Gates Building, Room 100, 3:15-4:30
February 2, 2001

Speech Recognition for Video Indexing

Dr. Savitha Srinivisan, Manager, Multimedia Knowledge Discovery, IBM Almaden Research Center.


Speech recognition technology can be applied to the audio track of a video to obtain words that can be used to index the video. Even though the accuracy may only be in the neighborhood of 80%, still enough index terms can be provided to make speech the major indexing technique used in video.

The speech recognition problem is difficult because it is difficult to determine word boundaries in continuous speech, because words are pronounced differently depending on the adjacent words, because words that are very diffeernet in meaning can sound almost the same, and because the duration of words may vary.

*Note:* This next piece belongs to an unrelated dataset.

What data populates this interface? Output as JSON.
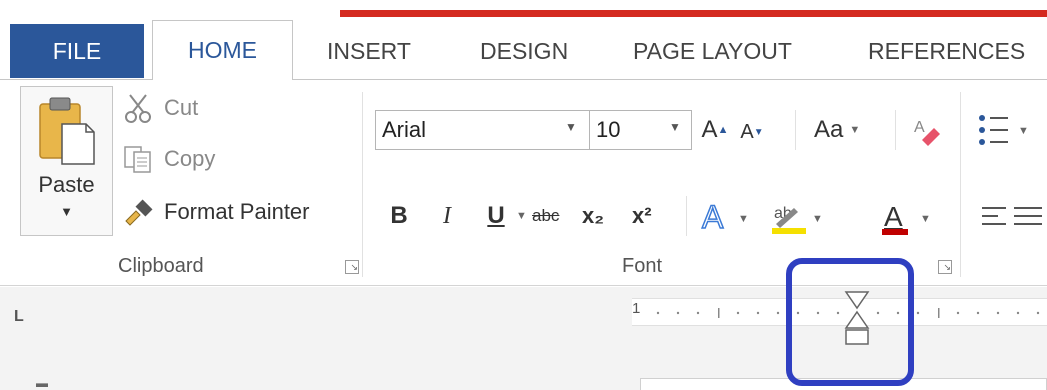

This lecture indicates the difficulties of automated speech recognition and the large vocabulary, continuous speech recognition (LVCSR) techniques currently available for this purpose.

LVSR systms typically consist of three components: a vocabulary, a language model, and a set of pronunciations for each word in the vocabulary. A language model is a domain-specific database of sequences of words in the vocabulary, alonmg with the probabilities of the words occurring in a specific order. The language model assists the recognizer in decoding dictated speech by biasing the output of the speech system towards high probability word sequences. Recognizing out-of-vocabulary terms continues to be an open issue with this approach.